We would like to keep this introductory chapter free from technical detail as much as possible. However, it is necessary to introduce two terms before proceeding further: (a) wave division multiplexing (WDM), and (b) time division multiplexing (TDM). Later chapters will embellish on this introduction. Refer to Figure 1–3 during this discussion.

Figure 1–3 WDM and TDM.

WDM is based on a well-known concept called frequency division multiplexing or FDM. With this technology, the bandwidth of a channel (its frequency domain) is divided into multiple channels, and each channel occupies a part of the larger frequency spectrum. In WDM networks, each channel is called a wavelength. This name is used because each channel operates at a different frequency and at a different optical wavelength (and the higher the frequency, the shorter the signal's wavelength). A common shorthand notation for wavelength is the Greek symbol lambda, shown as λ.

The wavelengths on the fiber are separated by unused spectrum. This practice keeps the wavelengths separated from each other and helps prevent their interfering with each other. This idea is called channel spacing, or simply spacing. It is similar to the idea of guardbands used in electrical systems. In Figure 1–3, the small gaps between each channel represent the spacing.

Time division multiplexing (TDM) provides a user the full channel capacity but divides the channel usage into time slots.

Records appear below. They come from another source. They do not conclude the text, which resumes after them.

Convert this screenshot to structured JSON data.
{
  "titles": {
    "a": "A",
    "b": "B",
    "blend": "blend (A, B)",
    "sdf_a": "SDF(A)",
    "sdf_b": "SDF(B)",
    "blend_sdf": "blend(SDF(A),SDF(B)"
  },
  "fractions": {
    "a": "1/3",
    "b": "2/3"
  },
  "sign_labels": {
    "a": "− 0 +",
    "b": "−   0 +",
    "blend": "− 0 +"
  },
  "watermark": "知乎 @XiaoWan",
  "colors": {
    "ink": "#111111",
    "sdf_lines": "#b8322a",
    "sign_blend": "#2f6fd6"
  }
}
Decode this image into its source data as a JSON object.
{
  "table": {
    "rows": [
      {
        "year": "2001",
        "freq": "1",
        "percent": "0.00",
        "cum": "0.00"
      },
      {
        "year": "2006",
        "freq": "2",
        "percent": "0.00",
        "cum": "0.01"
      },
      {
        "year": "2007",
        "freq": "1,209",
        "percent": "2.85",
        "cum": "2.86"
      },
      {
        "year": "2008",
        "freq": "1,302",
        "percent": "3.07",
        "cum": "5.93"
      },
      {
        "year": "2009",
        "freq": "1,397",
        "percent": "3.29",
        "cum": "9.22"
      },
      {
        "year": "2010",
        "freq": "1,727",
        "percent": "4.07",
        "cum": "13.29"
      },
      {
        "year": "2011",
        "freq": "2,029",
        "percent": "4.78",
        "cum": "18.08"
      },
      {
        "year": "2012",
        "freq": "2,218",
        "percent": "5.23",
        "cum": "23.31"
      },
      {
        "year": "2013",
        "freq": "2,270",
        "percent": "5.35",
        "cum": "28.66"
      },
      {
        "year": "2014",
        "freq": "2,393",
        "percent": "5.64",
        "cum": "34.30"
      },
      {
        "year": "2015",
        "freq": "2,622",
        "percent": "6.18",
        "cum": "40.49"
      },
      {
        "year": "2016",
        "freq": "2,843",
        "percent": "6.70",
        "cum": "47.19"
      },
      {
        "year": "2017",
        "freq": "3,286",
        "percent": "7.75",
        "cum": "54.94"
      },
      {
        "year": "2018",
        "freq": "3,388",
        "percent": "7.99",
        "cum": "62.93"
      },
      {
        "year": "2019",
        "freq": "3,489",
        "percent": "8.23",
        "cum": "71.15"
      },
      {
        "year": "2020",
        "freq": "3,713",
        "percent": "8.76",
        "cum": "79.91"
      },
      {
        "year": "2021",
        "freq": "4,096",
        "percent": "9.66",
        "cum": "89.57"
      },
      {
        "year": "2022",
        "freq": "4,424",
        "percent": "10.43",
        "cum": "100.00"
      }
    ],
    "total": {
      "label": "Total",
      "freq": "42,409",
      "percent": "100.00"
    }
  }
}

Each user is given a slot and the slots are rotated among the users. A pure TDM system cyclically scans the input signals (incoming traffic) from the multiple incoming data sources (communications links, for example). Bits, bytes, or blocks of data are separated and interleaved together into slots on a single high-speed communications line.

Combining WDM and TDM

Most optical networks (or, for that matter, most networks in general) use a combination of WDM and TDM by time-division multiplexing fixed slots onto a specific wavelength, as shown in Figure 1–4. This concept is quite valuable because it allows multiple users to share one WDM wavelength's capacity. With some exceptions, the capacity of one wavelength exceeds an individual user's traffic capacity needs.

Figure 1–4 Combining WDM and TDM.

These introductory definitions should be sufficient for us to use them in this chapter. In later chapters, TDM and WDM are examined in considerable detail.